I completed my doctoral research on Brazilian music and dance in Lebanon at City, University of London, in 2023, under the supervision of Professor Laudan Nooshin. Between 2017 and 2022, I conducted ten months of ethnographic fieldwork in Lebanon for my thesis, “Obrigada, Shukran: Brazilian Musical Encounters in Beirut.” In this research, I examined how sociopolitical anxieties surrounding gender, ethnicity, and race—as well as issues of cultural conservatism, exoticism, and stereotyping—shaped the production, performance, and reception of Brazilian music and dance in postcolonial Beirut.
Prior to joining Merton, I was a visiting lecturer in Music at Goldsmiths and City, University of London, and a Research Fellow at the University of Greenwich on the AHRC-funded project ‘Exploring cultural diversity in experimental sound’ (2021-23). Additionally, I taught classical piano and music theory (and occasionally percussion and singing) in primary and secondary schools. I have also performed Brazilian and West African music as a singer and percussionist for many years.
I deliver tutorials for the undergraduate subject papers ‘Foundations in the Study of Music’, ‘Musical Thought and Scholarship’, ‘Women in Popular Music’, ‘Music and Pleasure’ and ‘African Jazz Perspectives’. I also currently act as Director of Studies to second and third-year undergraduates and as College Advisor to Music DPhil students.
My current research examines the social, economic, and creative importance of rodas de samba in Rio de Janeiro, Brazil. A roda de samba is a traditional, participatory form of samba performance in which musicians—playing a combination of stringed and percussion instruments—gather around a table in a circle (roda) to play and sing together. Dozens of rodas take place across the city every day, in bars, community centres, backyards, and on the street. Audience participation—through clapping, singing, and dancing—is crucial. More than just a ‘gig’, a roda de samba can be a space of conviviality, catharsis, or celebration of collective identity—often all three.

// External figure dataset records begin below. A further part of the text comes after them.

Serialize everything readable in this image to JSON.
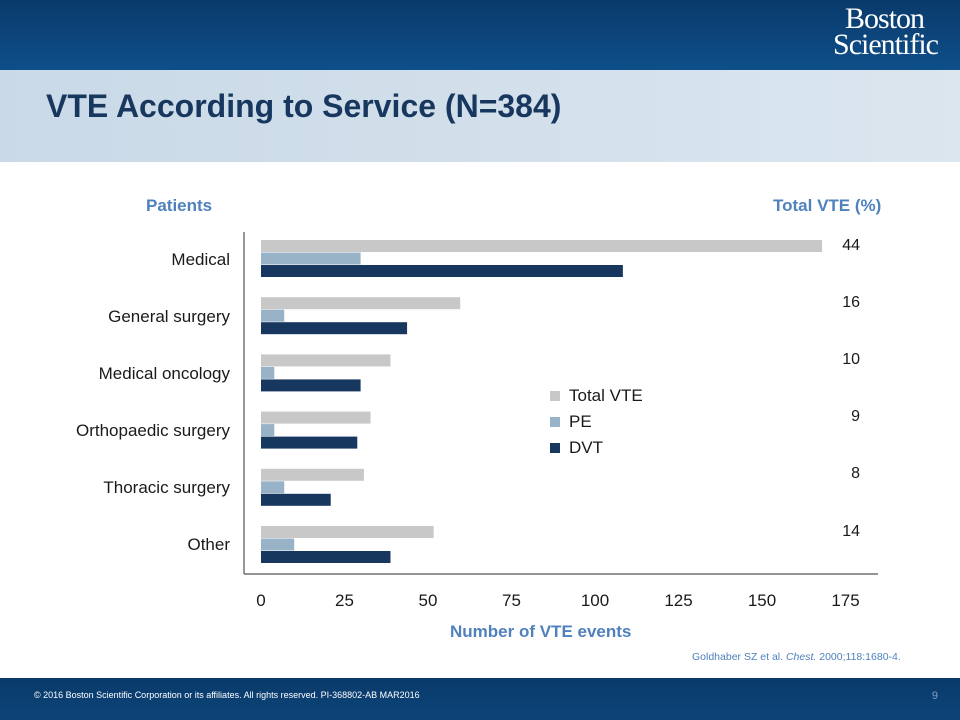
{
  "slide": {
    "title": "VTE According to Service (N=384)",
    "logo_line1": "Boston",
    "logo_line2": "Scientific",
    "left_header": "Patients",
    "right_header": "Total VTE  (%)",
    "citation_prefix": "Goldhaber SZ et al. ",
    "citation_journal": "Chest.",
    "citation_suffix": " 2000;118:1680-4.",
    "footer": "© 2016 Boston Scientific Corporation or its affiliates. All rights reserved. PI-368802-AB MAR2016",
    "page_number": "9"
  },
  "colors": {
    "total_vte": "#c8c8c8",
    "pe": "#98b3c8",
    "dvt": "#17375e"
  },
  "chart_data": {
    "type": "bar",
    "orientation": "horizontal",
    "categories": [
      "Medical",
      "General surgery",
      "Medical oncology",
      "Orthopaedic surgery",
      "Thoracic surgery",
      "Other"
    ],
    "series": [
      {
        "name": "Total VTE",
        "values": [
          169,
          60,
          39,
          33,
          31,
          52
        ]
      },
      {
        "name": "PE",
        "values": [
          30,
          7,
          4,
          4,
          7,
          10
        ]
      },
      {
        "name": "DVT",
        "values": [
          109,
          44,
          30,
          29,
          21,
          39
        ]
      }
    ],
    "percent_labels": [
      "44",
      "16",
      "10",
      "9",
      "8",
      "14"
    ],
    "xlabel": "Number of VTE events",
    "xlim": [
      0,
      175
    ],
    "xticks": [
      "0",
      "25",
      "50",
      "75",
      "100",
      "125",
      "150",
      "175"
    ],
    "legend_position": "center-right"
  }
}
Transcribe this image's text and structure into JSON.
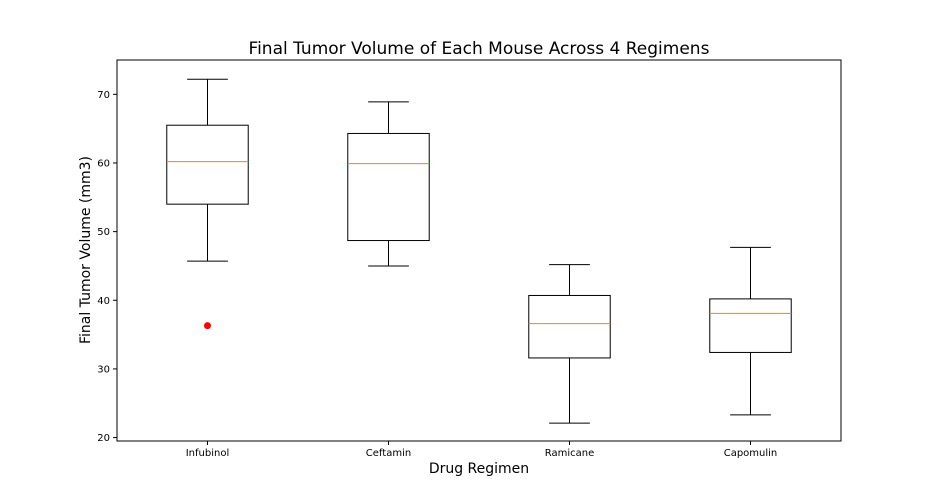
{
  "chart_data": {
    "type": "box",
    "title": "Final Tumor Volume of Each Mouse Across 4 Regimens",
    "xlabel": "Drug Regimen",
    "ylabel": "Final Tumor Volume (mm3)",
    "ylim": [
      19.5,
      75
    ],
    "yticks": [
      20,
      30,
      40,
      50,
      60,
      70
    ],
    "grid": false,
    "categories": [
      "Infubinol",
      "Ceftamin",
      "Ramicane",
      "Capomulin"
    ],
    "boxes": [
      {
        "name": "Infubinol",
        "whislo": 45.7,
        "q1": 54.0,
        "med": 60.2,
        "q3": 65.5,
        "whishi": 72.2,
        "fliers": [
          36.3
        ]
      },
      {
        "name": "Ceftamin",
        "whislo": 45.0,
        "q1": 48.7,
        "med": 59.9,
        "q3": 64.3,
        "whishi": 68.9,
        "fliers": []
      },
      {
        "name": "Ramicane",
        "whislo": 22.1,
        "q1": 31.6,
        "med": 36.6,
        "q3": 40.7,
        "whishi": 45.2,
        "fliers": []
      },
      {
        "name": "Capomulin",
        "whislo": 23.3,
        "q1": 32.4,
        "med": 38.1,
        "q3": 40.2,
        "whishi": 47.7,
        "fliers": []
      }
    ],
    "colors": {
      "box": "#000000",
      "median": "#ff7f0e",
      "flier": "#ff0000"
    }
  }
}
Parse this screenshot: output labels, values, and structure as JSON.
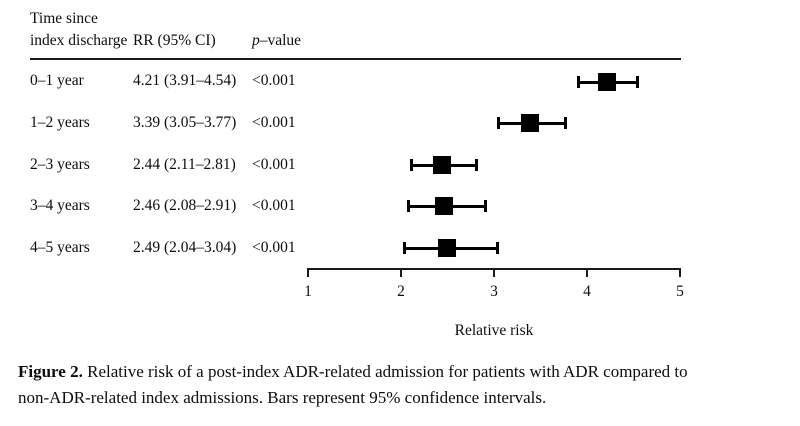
{
  "figure": {
    "table": {
      "header": {
        "time_line1": "Time since",
        "time_line2": "index discharge",
        "rr": "RR (95% CI)",
        "p_prefix": "p",
        "p_suffix": "–value"
      },
      "rows": [
        {
          "time": "0–1 year",
          "rr": "4.21 (3.91–4.54)",
          "p": "<0.001"
        },
        {
          "time": "1–2 years",
          "rr": "3.39 (3.05–3.77)",
          "p": "<0.001"
        },
        {
          "time": "2–3 years",
          "rr": "2.44 (2.11–2.81)",
          "p": "<0.001"
        },
        {
          "time": "3–4 years",
          "rr": "2.46 (2.08–2.91)",
          "p": "<0.001"
        },
        {
          "time": "4–5 years",
          "rr": "2.49 (2.04–3.04)",
          "p": "<0.001"
        }
      ]
    },
    "axis_title": "Relative risk",
    "caption": {
      "label": "Figure 2.",
      "line1": "Relative risk of a post-index ADR-related admission for patients with ADR compared to",
      "line2": "non-ADR-related index admissions. Bars represent 95% confidence intervals."
    }
  },
  "chart_data": {
    "type": "scatter",
    "subtype": "forest-plot",
    "title": "",
    "categories": [
      "0–1 year",
      "1–2 years",
      "2–3 years",
      "3–4 years",
      "4–5 years"
    ],
    "series": [
      {
        "name": "RR (95% CI)",
        "values": [
          4.21,
          3.39,
          2.44,
          2.46,
          2.49
        ],
        "ci_low": [
          3.91,
          3.05,
          2.11,
          2.08,
          2.04
        ],
        "ci_high": [
          4.54,
          3.77,
          2.81,
          2.91,
          3.04
        ]
      }
    ],
    "p_values": [
      "<0.001",
      "<0.001",
      "<0.001",
      "<0.001",
      "<0.001"
    ],
    "xlabel": "Relative risk",
    "xlim": [
      1,
      5
    ],
    "xticks": [
      1,
      2,
      3,
      4,
      5
    ],
    "marker": "filled-square",
    "marker_color": "#000000",
    "grid": false,
    "legend": false
  }
}
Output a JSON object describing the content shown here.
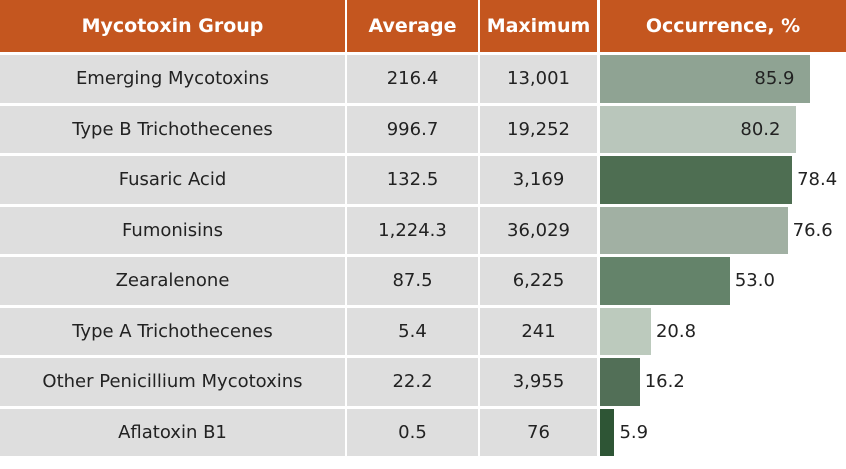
{
  "table": {
    "columns": [
      "Mycotoxin Group",
      "Average",
      "Maximum",
      "Occurrence, %"
    ],
    "rows": [
      {
        "group": "Emerging Mycotoxins",
        "average": "216.4",
        "maximum": "13,001",
        "occurrence": 85.9,
        "occurrence_label": "85.9",
        "color": "#8fa393"
      },
      {
        "group": "Type B Trichothecenes",
        "average": "996.7",
        "maximum": "19,252",
        "occurrence": 80.2,
        "occurrence_label": "80.2",
        "color": "#b9c6bb"
      },
      {
        "group": "Fusaric Acid",
        "average": "132.5",
        "maximum": "3,169",
        "occurrence": 78.4,
        "occurrence_label": "78.4",
        "color": "#4e6e52"
      },
      {
        "group": "Fumonisins",
        "average": "1,224.3",
        "maximum": "36,029",
        "occurrence": 76.6,
        "occurrence_label": "76.6",
        "color": "#a1b0a3"
      },
      {
        "group": "Zearalenone",
        "average": "87.5",
        "maximum": "6,225",
        "occurrence": 53.0,
        "occurrence_label": "53.0",
        "color": "#64836a"
      },
      {
        "group": "Type A Trichothecenes",
        "average": "5.4",
        "maximum": "241",
        "occurrence": 20.8,
        "occurrence_label": "20.8",
        "color": "#bccabd"
      },
      {
        "group": "Other Penicillium Mycotoxins",
        "average": "22.2",
        "maximum": "3,955",
        "occurrence": 16.2,
        "occurrence_label": "16.2",
        "color": "#526f57"
      },
      {
        "group": "Aflatoxin B1",
        "average": "0.5",
        "maximum": "76",
        "occurrence": 5.9,
        "occurrence_label": "5.9",
        "color": "#2e5535"
      }
    ]
  }
}
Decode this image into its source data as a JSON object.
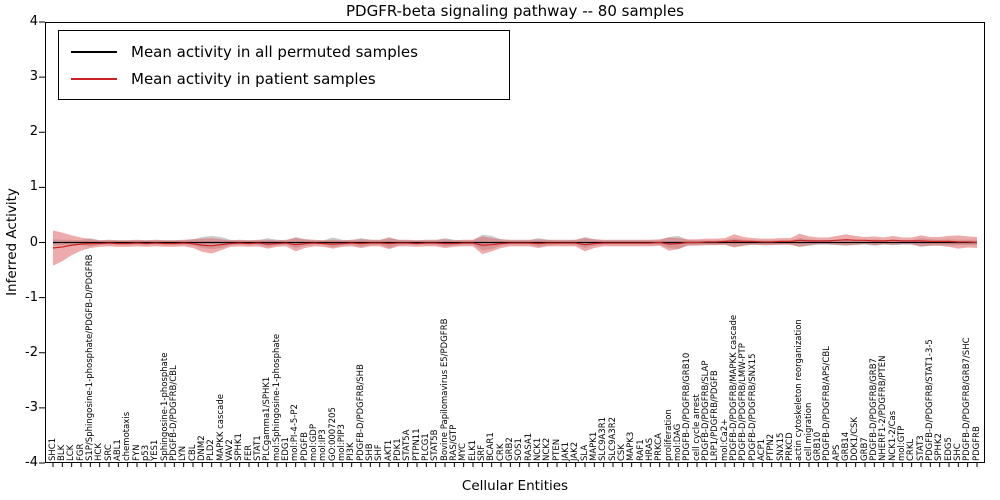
{
  "chart_data": {
    "type": "line",
    "title": "PDGFR-beta signaling pathway -- 80 samples",
    "xlabel": "Cellular Entities",
    "ylabel": "Inferred Activity",
    "ylim": [
      -4,
      4
    ],
    "yticks": [
      -4,
      -3,
      -2,
      -1,
      0,
      1,
      2,
      3,
      4
    ],
    "grid": false,
    "legend_position": "upper left",
    "n_samples": 80,
    "categories": [
      "SHC1",
      "BLK",
      "LCK",
      "FGR",
      "S1P/Sphingosine-1-phosphate/PDGFB-D/PDGFRB",
      "HCK",
      "SRC",
      "ABL1",
      "chemotaxis",
      "FYN",
      "p53",
      "YES1",
      "Sphingosine-1-phosphate",
      "PDGFB-D/PDGFRB/CBL",
      "LYN",
      "CBL",
      "DNM2",
      "PLD2",
      "MAPKK cascade",
      "VAV2",
      "SPHK1",
      "FER",
      "STAT1",
      "PLCgamma1/SPHK1",
      "mol:Sphingosine-1-phosphate",
      "EDG1",
      "mol:PI-4-5-P2",
      "PDGFB",
      "mol:GDP",
      "mol:IP3",
      "GO:0007205",
      "mol:PIP3",
      "PI3K",
      "PDGFB-D/PDGFRB/SHB",
      "SHB",
      "SHF",
      "AKT1",
      "PDK1",
      "STAT5A",
      "PTPN11",
      "PLCG1",
      "STAT5B",
      "Bovine Papilomavirus E5/PDGFRB",
      "RAS/GTP",
      "MYC",
      "ELK1",
      "SRF",
      "BCAR1",
      "CRK",
      "GRB2",
      "SOS1",
      "RASA1",
      "NCK1",
      "NCK2",
      "PTEN",
      "JAK1",
      "JAK2",
      "SLA",
      "MAPK1",
      "SLC9A3R1",
      "SLC9A3R2",
      "CSK",
      "MAPK3",
      "RAF1",
      "HRAS",
      "PRKCA",
      "proliferation",
      "mol:DAG",
      "PDGFB-D/PDGFRB/GRB10",
      "cell cycle arrest",
      "PDGFB-D/PDGFRB/SLAP",
      "LRP1/PDGFRB/PDGFB",
      "mol:Ca2+",
      "PDGFB-D/PDGFRB/MAPKK cascade",
      "PDGFB-D/PDGFRB/LMW-PTP",
      "PDGFB-D/PDGFRB/SNX15",
      "ACP1",
      "PTPN2",
      "SNX15",
      "PRKCD",
      "actin cytoskeleton reorganization",
      "cell migration",
      "GRB10",
      "PDGFB-D/PDGFRB/APS/CBL",
      "APS",
      "GRB14",
      "DOK1/CSK",
      "GRB7",
      "PDGFB-D/PDGFRB/GRB7",
      "NHERF1-2/PDGFRB/PTEN",
      "NCK1-2/Cas",
      "mol:GTP",
      "CRKL",
      "STAT3",
      "PDGFB-D/PDGFRB/STAT1-3-5",
      "SPHK2",
      "EDG5",
      "SHC",
      "PDGFB-D/PDGFRB/GRB7/SHC",
      "PDGFRB"
    ],
    "series": [
      {
        "name": "Mean activity in all permuted samples",
        "color": "#000000",
        "band_color": "#bfbfbf",
        "values": [
          0,
          0,
          0,
          0,
          0,
          0,
          0,
          0,
          0,
          0,
          0,
          0,
          0,
          0,
          0,
          0,
          0,
          0,
          0,
          0,
          0,
          0,
          0,
          0,
          0,
          0,
          0,
          0,
          0,
          0,
          0,
          0,
          0,
          0,
          0,
          0,
          0,
          0,
          0,
          0,
          0,
          0,
          0,
          0,
          0,
          0,
          0,
          0,
          0,
          0,
          0,
          0,
          0,
          0,
          0,
          0,
          0,
          0,
          0,
          0,
          0,
          0,
          0,
          0,
          0,
          0,
          0,
          0,
          0,
          0,
          0,
          0,
          0,
          0,
          0,
          0,
          0,
          0,
          0,
          0,
          0,
          0,
          0,
          0,
          0,
          0,
          0,
          0,
          0,
          0,
          0,
          0,
          0,
          0,
          0,
          0,
          0,
          0,
          0,
          0
        ],
        "band_halfwidth": [
          0.06,
          0.05,
          0.05,
          0.04,
          0.08,
          0.04,
          0.04,
          0.04,
          0.04,
          0.04,
          0.04,
          0.04,
          0.04,
          0.04,
          0.04,
          0.06,
          0.1,
          0.12,
          0.1,
          0.05,
          0.04,
          0.04,
          0.04,
          0.08,
          0.05,
          0.04,
          0.1,
          0.06,
          0.04,
          0.04,
          0.09,
          0.05,
          0.04,
          0.08,
          0.05,
          0.04,
          0.1,
          0.05,
          0.04,
          0.04,
          0.04,
          0.04,
          0.08,
          0.05,
          0.04,
          0.04,
          0.14,
          0.12,
          0.06,
          0.04,
          0.04,
          0.04,
          0.08,
          0.05,
          0.04,
          0.04,
          0.05,
          0.1,
          0.06,
          0.04,
          0.04,
          0.04,
          0.04,
          0.04,
          0.04,
          0.04,
          0.1,
          0.12,
          0.05,
          0.04,
          0.04,
          0.04,
          0.04,
          0.08,
          0.05,
          0.04,
          0.04,
          0.04,
          0.04,
          0.04,
          0.08,
          0.06,
          0.04,
          0.04,
          0.05,
          0.06,
          0.05,
          0.04,
          0.06,
          0.04,
          0.05,
          0.04,
          0.04,
          0.08,
          0.06,
          0.05,
          0.06,
          0.05,
          0.05,
          0.05
        ]
      },
      {
        "name": "Mean activity in patient samples",
        "color": "#cc2222",
        "band_color": "#e06666",
        "values": [
          -0.1,
          -0.08,
          -0.05,
          -0.03,
          -0.02,
          -0.02,
          -0.01,
          -0.02,
          -0.02,
          -0.01,
          -0.02,
          -0.01,
          -0.02,
          -0.02,
          -0.01,
          -0.02,
          -0.05,
          -0.06,
          -0.04,
          -0.02,
          -0.01,
          -0.02,
          -0.01,
          -0.03,
          -0.02,
          -0.01,
          -0.04,
          -0.02,
          -0.01,
          -0.02,
          -0.03,
          -0.02,
          -0.01,
          -0.02,
          -0.01,
          -0.01,
          -0.02,
          -0.01,
          -0.01,
          -0.02,
          -0.01,
          -0.01,
          -0.02,
          -0.02,
          -0.01,
          -0.01,
          -0.05,
          -0.04,
          -0.02,
          -0.01,
          -0.01,
          -0.01,
          -0.02,
          -0.01,
          -0.01,
          -0.01,
          -0.01,
          -0.04,
          -0.02,
          -0.01,
          -0.01,
          -0.01,
          -0.01,
          -0.01,
          -0.01,
          0.0,
          -0.03,
          -0.02,
          0.0,
          0.0,
          0.01,
          0.01,
          0.02,
          0.03,
          0.02,
          0.02,
          0.01,
          0.01,
          0.02,
          0.02,
          0.04,
          0.03,
          0.03,
          0.03,
          0.04,
          0.05,
          0.04,
          0.04,
          0.03,
          0.03,
          0.04,
          0.03,
          0.03,
          0.03,
          0.02,
          0.02,
          0.02,
          0.01,
          0.01,
          0.0
        ],
        "band_halfwidth": [
          0.32,
          0.26,
          0.18,
          0.12,
          0.08,
          0.06,
          0.06,
          0.06,
          0.06,
          0.06,
          0.06,
          0.06,
          0.06,
          0.06,
          0.06,
          0.08,
          0.12,
          0.14,
          0.1,
          0.06,
          0.06,
          0.06,
          0.06,
          0.08,
          0.06,
          0.06,
          0.12,
          0.08,
          0.06,
          0.06,
          0.08,
          0.06,
          0.06,
          0.08,
          0.06,
          0.06,
          0.1,
          0.06,
          0.06,
          0.06,
          0.06,
          0.06,
          0.08,
          0.06,
          0.06,
          0.06,
          0.16,
          0.12,
          0.08,
          0.06,
          0.06,
          0.06,
          0.08,
          0.06,
          0.06,
          0.06,
          0.06,
          0.12,
          0.08,
          0.06,
          0.06,
          0.06,
          0.06,
          0.06,
          0.06,
          0.06,
          0.12,
          0.1,
          0.06,
          0.06,
          0.06,
          0.06,
          0.06,
          0.12,
          0.08,
          0.06,
          0.06,
          0.06,
          0.06,
          0.06,
          0.12,
          0.08,
          0.06,
          0.06,
          0.08,
          0.1,
          0.08,
          0.06,
          0.08,
          0.06,
          0.08,
          0.06,
          0.06,
          0.1,
          0.08,
          0.08,
          0.1,
          0.12,
          0.1,
          0.1
        ]
      }
    ]
  },
  "colors": {
    "axis": "#000000",
    "background": "#ffffff",
    "permuted_line": "#000000",
    "permuted_band": "#bfbfbf",
    "patient_line": "#cc2222",
    "patient_band": "#e06666"
  }
}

Since beginning ethnographic fieldwork in December 2024, I have been exploring the central role these musical gatherings play in the everyday lives of communities in Rio’s zona norte: a sprawling network of predominantly working-class suburbs in the northern part of the city. Through interviews, participant-observation and intersectional analyses of lyrics, musical practices, performance styles, and musicians’ life stories, I investigate the affective and emotional power of rodas de samba, as well as how they create and sustain social networks, contribute to and generate local economies, and enrich sociocultural life in a context often marked by extreme violence, economic inequality, and political and religious tensions. A further consideration is how these events contribute to constructions of contemporary Brazilian gender roles, particularly forms of masculinity.